I went to look in the mirror and yes, it did look more obvious than before, almost a welt under my eye. But it didn’t hurt or anything, so I thought I would just wait to see if the ointment worked.
I have a habit of studying late at night, until about 12.30, especially on Saturdays. I was quite serious about my work this year because I didn’t do so well last year.
At around 11 pm or so, my cheek started hurting where I had been “stung”. At about midnight, the pain was almost unbearable. It was so bad I wanted to cry out loud! But it was so late at night, there was nothing to be done.
All the clinics were closed anyway, and at the time I never thought of admitting myself to the A&E of a hospital, like someone suggested I should have when I told him this story months later. Anyway, I thought the best thing to do was to go to sleep and see the doctor in the morning.
It wasn’t easy to sleep at first, but as suddenly as the pain had started, it went away. I felt so relieved that I fell asleep right away.
The next morning, I went to the mirror and had a shock. My family too was shocked. The welt had swelled into something awful, my cheek was really puffy. But there was no pain, none at all.
I had a quick breakfast and my mother rushed me to the doctor. At first, the doctor also said it was probably just an allergic reaction to some insect bite and he applied some ointment, saying the swelling would go away in a couple of days.
That night, at exactly 11 pm, my cheek started hurting again at exactly the same place. I was beginning to get suspicious. Why did my cheek hurt only at night? And the ointment didn’t seem to be working either. Again, later in the night, the pain disappeared as suddenly as it had appeared.
The next morning my cheek was even more swollen. It was so puffy that it was affecting my ability to open my left eye. But strangely, there was no pain. Now, we were really worried. My mother told me not to go to school and that we would go to the doctor’s instead. I was glad my classmates were not going to see me like this.

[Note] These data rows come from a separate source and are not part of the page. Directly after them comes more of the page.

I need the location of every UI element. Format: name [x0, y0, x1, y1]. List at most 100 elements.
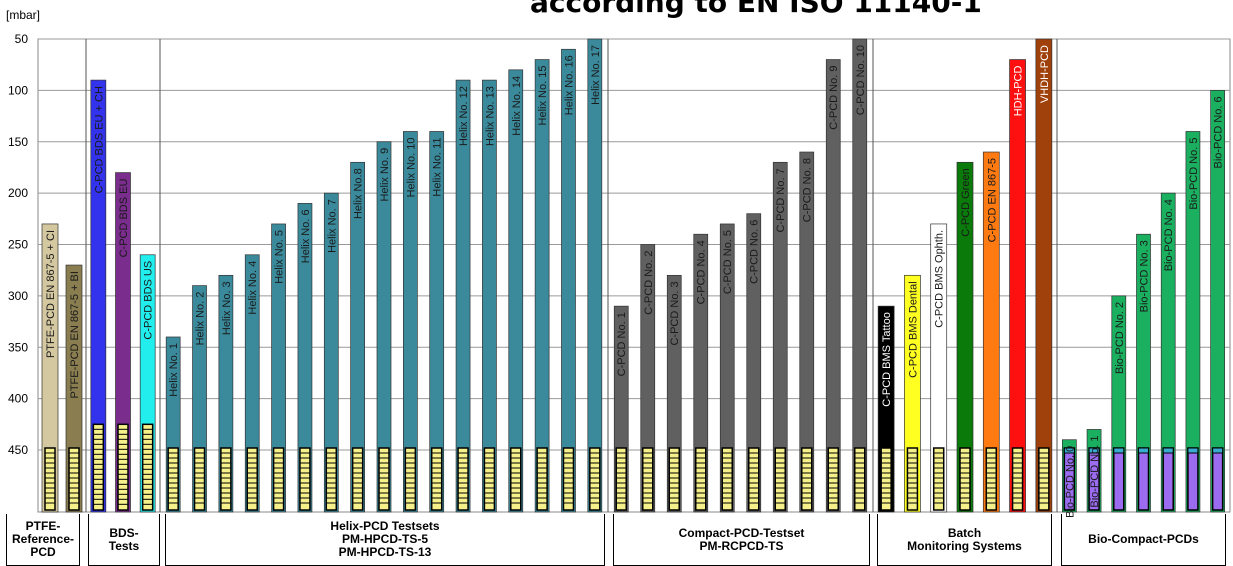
bar-label: C-PCD BMS Tattoo	[881, 312, 893, 407]
bar-label: Helix No. 17	[590, 45, 602, 105]
bar-label: C-PCD No. 4	[696, 240, 708, 304]
group-label-line: Compact-PCD-Testset	[679, 527, 805, 540]
bar-label: Bio-PCD No. 1	[1089, 435, 1101, 507]
bar-label: Bio-PCD No. 2	[1114, 302, 1126, 374]
group-label-line: Tests	[109, 540, 139, 553]
bar-base-cap	[1114, 448, 1124, 453]
bar-label: Helix No. 11	[432, 137, 444, 196]
y-tick-label: 300	[8, 289, 28, 303]
bar-base	[696, 448, 706, 510]
bar-base-cap	[1139, 448, 1149, 453]
bar-label: C-PCD BMS Dental	[907, 281, 919, 378]
bar-label: C-PCD BDS EU	[118, 179, 130, 258]
bar-base	[118, 424, 128, 510]
bar-base	[775, 448, 785, 510]
bar-label: HDH-PCD	[1013, 66, 1025, 117]
bar-base	[828, 448, 838, 510]
group-label-line: PM-HPCD-TS-13	[330, 546, 439, 559]
bar-label: C-PCD No. 2	[643, 251, 655, 315]
bar-label: Helix No. 15	[537, 66, 549, 126]
group-label-line: PM-RCPCD-TS	[679, 540, 805, 553]
bar-base	[960, 448, 970, 510]
bar	[588, 39, 602, 512]
bar	[561, 49, 575, 512]
bar-base	[195, 448, 205, 510]
bar-base	[537, 448, 547, 510]
bar-base	[590, 448, 600, 510]
bar-label: C-PCD EN 867-5	[986, 158, 998, 242]
bar-base	[1039, 448, 1049, 510]
bar-base	[353, 448, 363, 510]
bar-base	[405, 448, 415, 510]
bar-label: Helix No. 3	[221, 281, 233, 335]
bar-label: Helix No. 12	[458, 86, 470, 146]
bar-label: Helix No. 10	[405, 137, 417, 197]
bar-base	[616, 448, 626, 510]
y-tick-label: 100	[8, 83, 28, 97]
group-label: Batch Monitoring Systems	[877, 514, 1052, 566]
bar-base	[221, 448, 231, 510]
bar-base	[511, 448, 521, 510]
bar-base	[881, 448, 891, 510]
bar-base	[458, 448, 468, 510]
bar-label: C-PCD Green	[960, 168, 972, 236]
bar-label: C-PCD No. 3	[669, 281, 681, 345]
group-label: Helix-PCD Testsets PM-HPCD-TS-5 PM-HPCD-TS…	[165, 514, 605, 566]
y-tick-label: 200	[8, 186, 28, 200]
bar	[1010, 60, 1026, 512]
y-tick-label: 400	[8, 392, 28, 406]
bar-label: VHDH-PCD	[1039, 45, 1051, 103]
group-label-line: PCD	[12, 546, 74, 559]
group-label: Compact-PCD-Testset PM-RCPCD-TS	[613, 514, 870, 566]
bar-label: C-PCD BDS US	[143, 261, 155, 340]
bar-label: Helix No. 14	[511, 76, 523, 136]
bar-base	[300, 448, 310, 510]
bar-base	[643, 448, 653, 510]
bar-base	[855, 448, 865, 510]
bar-base-cap	[1213, 448, 1223, 453]
bar-base	[274, 448, 284, 510]
bar-base	[749, 448, 759, 510]
bar-label: PTFE-PCD EN 867-5 + BI	[69, 271, 81, 398]
bar-base	[247, 448, 257, 510]
bar-label: Helix No. 1	[168, 343, 180, 397]
bar-base	[1188, 448, 1198, 510]
bar-base	[907, 448, 917, 510]
bar	[535, 60, 549, 512]
bar-label: Helix No. 9	[379, 148, 391, 202]
bar-label: Helix No. 13	[484, 86, 496, 146]
bar	[1036, 39, 1052, 512]
y-tick-label: 350	[8, 340, 28, 354]
y-tick-label: 250	[8, 238, 28, 252]
bar-label: C-PCD No. 9	[828, 66, 840, 130]
bar-label: C-PCD No. 7	[775, 168, 787, 232]
bar-base	[802, 448, 812, 510]
bar-base	[143, 424, 153, 510]
bar-label: Bio-PCD No. 4	[1163, 199, 1175, 271]
bar-base-cap	[1163, 448, 1173, 453]
group-label: PTFE- Reference- PCD	[6, 514, 80, 566]
bar-base	[669, 448, 679, 510]
bar-base	[379, 448, 389, 510]
bar-base	[168, 448, 178, 510]
bar-label: Helix No. 5	[274, 230, 286, 284]
bar-label: C-PCD BDS EU + CH	[93, 86, 105, 193]
bar-label: C-PCD BMS Ophth.	[934, 230, 946, 328]
bar-base	[93, 424, 103, 510]
bar-label: Helix No.8	[353, 168, 365, 219]
group-label-line: Batch	[907, 527, 1022, 540]
bar-label: Bio-PCD No. 3	[1139, 240, 1151, 312]
bar-label: Helix No. 7	[326, 199, 338, 253]
group-label: BDS- Tests	[88, 514, 160, 566]
bar-base	[484, 448, 494, 510]
group-label: Bio-Compact-PCDs	[1061, 514, 1226, 566]
bar-label: C-PCD No. 10	[855, 45, 867, 115]
bar-label: Helix No. 6	[300, 209, 312, 263]
bar-base	[1163, 448, 1173, 510]
bar-base	[934, 448, 944, 510]
bar-label: C-PCD No. 8	[802, 158, 814, 222]
bar-base	[45, 448, 55, 510]
bar-base	[326, 448, 336, 510]
bar-label: Helix No. 4	[247, 261, 259, 315]
group-label-line: Bio-Compact-PCDs	[1088, 533, 1199, 546]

At the doctor’s, I was quite mad to hear the doctor say he didn’t know what the problem was. Surely he could do something, I thought. But he just said, give the ointment more time and come again tomorrow for another check-up.
Luckily my mother was too upset to take the doctor’s advice. She called up an auntie of mine and told her the problem.
The auntie very kindly came over to my house to have a look. Her first reaction was, “We better do something about this quick!”
My auntie took my mother and me to a medicine man she knew. The medicine man looked hard at me, listened to my story, did some chanting and all his mumbo-jumbo and then told us what the problem was.
“Your daughter is quite lucky,” he began, “some playful spirit has just pinched her face. If she had been slapped properly, she could have died. This, however, we can fix.”
He did some chanting over me, gave me an ointment and told me to lay off certain foods. No chili food, he said, substitute things like pepper instead. And no burgers and such things.
Fortunately, this medicine man’s treatment worked. In a few days the swelling went down. But more importantly the pain that would come only in the night stopped from the day after we saw him.
I still go for my cross-country runs through MacRitchie even though my mother doesn’t like me to do that, but now I always run together with friends.